9. Ask the student to find a comfortable position in the chair or on the ball. Invite him to feel his feet touching the floor, the support of what he is sitting on and his breath as he inhales and exhales. Make sure that he feels grounded, centered and safe.

10. Begin the sensation work as soon as the child is ready. First have him describe a sensation of something that brings comfort or pleasure. If he hasn’t had any resourceful feelings since the event, have him choose a time before the event when he had good feelings and describe what he feels like now as he recalls those good feelings.

11. The child might automatically describe symptoms, or you may need to ask what kinds of difficulties he is struggling with since the event. Then ask him to describe what he is feeling. The following are sample questions and comments to use as a guide for inviting awareness of sensations:

a. As you see the picture in your mind of “the man behind the tree” [for example], what do you notice in your body?

b. And when you worry that he might come back, what do you notice in your body?

c. And when you feel your tummy getting tight, what else do you notice? Tight like what? What might it look like? Can you show me where you feel it?

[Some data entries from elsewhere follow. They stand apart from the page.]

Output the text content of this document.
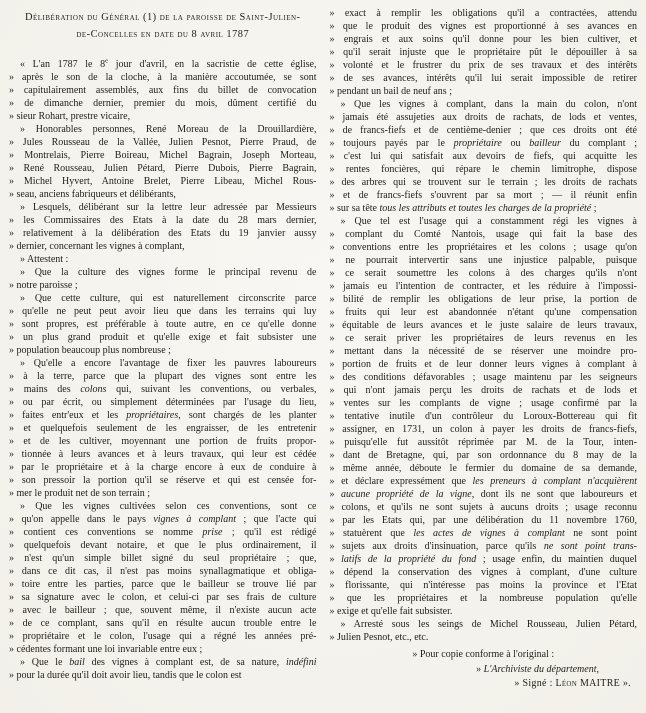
Délibération du Général (1) de la paroisse de Saint-Julien-
de-Concelles en date du 8 avril 1787
« L'an 1787 le 8e jour d'avril, en la sacristie de cette église,
» après le son de la cloche, à la manière accoutumée, se sont
» capitulairement assemblés, aux fins du billet de convocation
» de dimanche dernier, premier du mois, dûment certifié du
» sieur Rohart, prestre vicaire,
» Honorables personnes, René Moreau de la Drouillardière,
» Jules Rousseau de la Vallée, Julien Pesnot, Pierre Praud, de
» Montrelais, Pierre Boireau, Michel Bagrain, Joseph Morteau,
» René Rousseau, Julien Pétard, Pierre Dubois, Pierre Bagrain,
» Michel Hyvert, Antoine Brelet, Pierre Libeau, Michel Rous-
» seau, anciens fabriqueurs et délibérants,
» Lesquels, délibérant sur la lettre leur adressée par Messieurs
» les Commissaires des Etats à la date du 28 mars dernier,
» relativement à la délibération des Etats du 19 janvier aussy
» dernier, concernant les vignes à complant,
» Attestent :
» Que la culture des vignes forme le principal revenu de
» notre paroisse ;
» Que cette culture, qui est naturellement circonscrite parce
» qu'elle ne peut peut avoir lieu que dans les terrains qui luy
» sont propres, est préférable à toute autre, en ce qu'elle donne
» un plus grand produit et qu'elle exige et fait subsister une
» population beaucoup plus nombreuse ;
» Qu'elle a encore l'avantage de fixer les pauvres laboureurs
» à la terre, parce que la plupart des vignes sont entre les
» mains des colons qui, suivant les conventions, ou verbales,
» ou par écrit, ou simplement déterminées par l'usage du lieu,
» faites entr'eux et les propriétaires, sont chargés de les planter
» et quelquefois seulement de les engraisser, de les entretenir
» et de les cultiver, moyennant une portion de fruits propor-
» tionnée à leurs avances et à leurs travaux, qui leur est cédée
» par le propriétaire et à la charge encore à eux de conduire à
» son pressoir la portion qu'il se réserve et qui est censée for-
» mer le produit net de son terrain ;
» Que les vignes cultivées selon ces conventions, sont ce
» qu'on appelle dans le pays vignes à complant ; que l'acte qui
» contient ces conventions se nomme prise ; qu'il est rédigé
» quelquefois devant notaire, et que le plus ordinairement, il
» n'est qu'un simple billet signé du seul propriétaire ; que,
» dans ce dit cas, il n'est pas moins synallagmatique et obliga-
» toire entre les parties, parce que le bailleur se trouve lié par
» sa signature avec le colon, et celui-ci par ses frais de culture
» avec le bailleur ; que, souvent même, il n'existe aucun acte
» de ce complant, sans qu'il en résulte aucun trouble entre le
» propriétaire et le colon, l'usage qui a régné les années pré-
» cédentes formant une loi invariable entre eux ;
» Que le bail des vignes à complant est, de sa nature, indéfini
» pour la durée qu'il doit avoir lieu, tandis que le colon est
» exact à remplir les obligations qu'il a contractées, attendu
» que le produit des vignes est proportionné à ses avances en
» engrais et aux soins qu'il donne pour les bien cultiver, et
» qu'il serait injuste que le propriétaire pût le dépouiller à sa
» volonté et le frustrer du prix de ses travaux et des intérêts
» de ses avances, intérêts qu'il lui serait impossible de retirer
» pendant un bail de neuf ans ;
» Que les vignes à complant, dans la main du colon, n'ont
» jamais été assujeties aux droits de rachats, de lods et ventes,
» de francs-fiefs et de centième-denier ; que ces droits ont été
» toujours payés par le propriétaire ou bailleur du complant ;
» c'est lui qui satisfait aux devoirs de fiefs, qui acquitte les
» rentes foncières, qui répare le chemin limitrophe, dispose
» des arbres qui se trouvent sur le terrain ; les droits de rachats
» et de francs-fiefs s'ouvrent par sa mort ; — il réunit enfin
» sur sa tête tous les attributs et toutes les charges de la propriété ;
» Que tel est l'usage qui a constamment régi les vignes à
» complant du Comté Nantois, usage qui fait la base des
» conventions entre les propriétaires et les colons ; usage qu'on
» ne pourrait intervertir sans une injustice palpable, puisque
» ce serait soumettre les colons à des charges qu'ils n'ont
» jamais eu l'intention de contracter, et les réduire à l'impossi-
» bilité de remplir les obligations de leur prise, la portion de
» fruits qui leur est abandonnée n'étant qu'une compensation
» équitable de leurs avances et le juste salaire de leurs travaux,
» ce serait priver les propriétaires de leurs revenus en les
» mettant dans la nécessité de se réserver une moindre pro-
» portion de fruits et de leur donner leurs vignes à complant à
» des conditions défavorables ; usage maintenu par les seigneurs
» qui n'ont jamais perçu les droits de rachats et de lods et
» ventes sur les complants de vigne ; usage confirmé par la
» tentative inutile d'un contrôleur du Loroux-Bottereau qui fit
» assigner, en 1731, un colon à payer les droits de francs-fiefs,
» puisqu'elle fut aussitôt réprimée par M. de la Tour, inten-
» dant de Bretagne, qui, par son ordonnance du 8 may de la
» même année, déboute le fermier du domaine de sa demande,
» et déclare expressément que les preneurs à complant n'acquièrent
» aucune propriété de la vigne, dont ils ne sont que laboureurs et
» colons, et qu'ils ne sont sujets à aucuns droits ; usage reconnu
» par les Etats qui, par une délibération du 11 novembre 1760,
» statuèrent que les actes de vignes à complant ne sont point
» sujets aux droits d'insinuation, parce qu'ils ne sont point trans-
» latifs de la propriété du fond ; usage enfin, du maintien duquel
» dépend la conservation des vignes à complant, d'une culture
» florissante, qui n'intéresse pas moins la province et l'Etat
» que les propriétaires et la nombreuse population qu'elle
» exige et qu'elle fait subsister.
» Arresté sous les seings de Michel Rousseau, Julien Pétard,
» Julien Pesnot, etc., etc.
» Pour copie conforme à l'original :
» L'Archiviste du département,
» Signé : Léon MAITRE ».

d. And when you look at the rock … or make the rock with your fist … what happens next?

e. And when you feel your legs shaking, what do you suppose your legs might want to do?

f. When your legs feel like running, imagine that you are running in your favorite place and your [insert the name of a favorite safe person] will be waiting for you when you arrive.

g. Or, have the child imagine running like his favorite animal. Encourage him to feel the power in his legs as he moves quickly with the wind on his face.

12. The idea is to follow the student’s lead. Help him to explore, with an attitude of curiosity, what happens next as he notices his internal responses.

Note: please refer to Chapter II for detailed information on emotional first aid for coming out of shock. If loved ones have died, see Chapter VII to help children with the grieving process. For more activities and ideas for parents, teachers and counselors to use at school, please refer to Trauma Through A Child’s Eyes, Chapter Eleven.

As we said in the beginning of the book, trauma is a fact of life. No one grows up without encountering at least some of this monster. But the good news is that trauma doesn’t have to be a life sentence. With the simple tools you have learned to support your child’s innate resilience, parents can be reassured that they can promote confidence and joy in their kids. And in this way you can change the world, one child at a time—and, if so inspired, one institution at a time. Thank you, committed parents, for making the effort to learn about these tools. Your children are our hope for the future.